Deciding to build a marketplace is choosing to manage your marketplace, yourself, as a product. Even internal marketplaces at large organizations require customer support, issue tracking, bug fixes, security and vulnerability management, access control, cost tracking and chargebacks, access control, data pipeline management, feature design and development, infrastructure scaling, and so much more.


We’ve seen some successes and significant challenges for data providers who chose to build their marketplace. It can take months to spin up something useful. For data providers looking to get to market quickly, make data-driven decisions now, and accelerate their businesses, building a marketplace platform may present far more challenges than it’s worth. If data providers have a fair amount of infrastructure and it’s more of a matter of integration, then it may make sense to build one. 


  • A data marketplace is a type of data exchange where data products are made available for consumption.
  • The three primary personas involved in a data marketplace are the data provider, marketplace provider, and Data consumer.
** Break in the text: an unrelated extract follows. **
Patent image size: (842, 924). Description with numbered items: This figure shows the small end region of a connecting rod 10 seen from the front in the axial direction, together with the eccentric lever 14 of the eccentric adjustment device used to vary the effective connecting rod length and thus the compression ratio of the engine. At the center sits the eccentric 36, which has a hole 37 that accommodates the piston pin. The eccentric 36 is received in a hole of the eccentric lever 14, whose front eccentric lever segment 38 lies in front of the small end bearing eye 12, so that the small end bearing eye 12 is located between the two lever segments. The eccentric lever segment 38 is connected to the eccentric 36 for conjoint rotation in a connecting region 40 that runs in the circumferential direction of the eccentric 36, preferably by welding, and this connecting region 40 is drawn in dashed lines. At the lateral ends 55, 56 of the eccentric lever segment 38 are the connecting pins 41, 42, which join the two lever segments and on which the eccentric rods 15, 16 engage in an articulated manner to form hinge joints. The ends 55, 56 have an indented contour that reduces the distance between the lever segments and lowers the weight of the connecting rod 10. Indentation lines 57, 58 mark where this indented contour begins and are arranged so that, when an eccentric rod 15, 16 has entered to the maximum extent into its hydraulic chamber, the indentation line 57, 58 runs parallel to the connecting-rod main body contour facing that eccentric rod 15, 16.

  • Using a data marketplace has four critical outcomes: revenue growth, reduced risk, reduced costs, and accelerated time to value.
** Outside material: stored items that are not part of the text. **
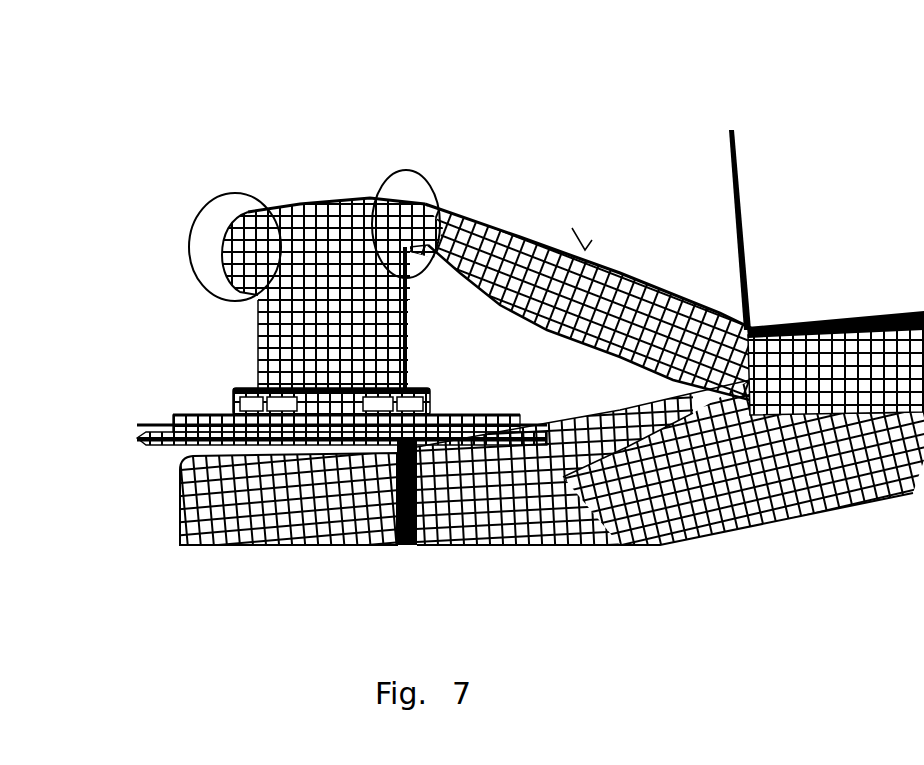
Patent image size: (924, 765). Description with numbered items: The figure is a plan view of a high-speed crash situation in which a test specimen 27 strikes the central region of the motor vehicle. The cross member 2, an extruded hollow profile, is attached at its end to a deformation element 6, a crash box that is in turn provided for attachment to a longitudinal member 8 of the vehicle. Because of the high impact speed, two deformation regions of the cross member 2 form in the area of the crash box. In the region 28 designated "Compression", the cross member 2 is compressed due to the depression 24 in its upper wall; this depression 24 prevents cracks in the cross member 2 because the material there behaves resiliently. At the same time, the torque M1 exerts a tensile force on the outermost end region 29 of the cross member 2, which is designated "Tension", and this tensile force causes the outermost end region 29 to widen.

The cross member 2 is at (643, 277).
The deformation element 6 is at (256, 343).
The longitudinal member 8 is at (178, 508).
The depression 24 is at (312, 204).
The test specimen 27 is at (861, 198).
The region 28 is at (440, 198).
The outermost end region 29 is at (237, 194).
The torque M1 is at (581, 252).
  • There are significant benefits to using a data marketplace, including revenue generation, expanding data sales, decreasing time to decision, improving reporting, supporting data science, operational improvements with automation, and building ecosystems with data.
  • The core features of a data marketplace are productization, discovery, access, licensing, integrations, and distribution.
  • The critical steps to building a data product are manufacturing, packaging, fulfillment, distribution, and commercialization.
  • Data consumers care that data products are safe, available, searchable, consumable, and licensable. 
  • There are four types of data marketplaces: internal, external, hybrid, and multilayered.
  • Choosing a data marketplace usually comes down to making a buy vs. build decision by weighing the following: customization, competitive advantage, ownership, profit margin, and long-term cost savings against cost, speed to market, speed to delivery, existing user base, access to expertise, known quantity, compliance, and integrations.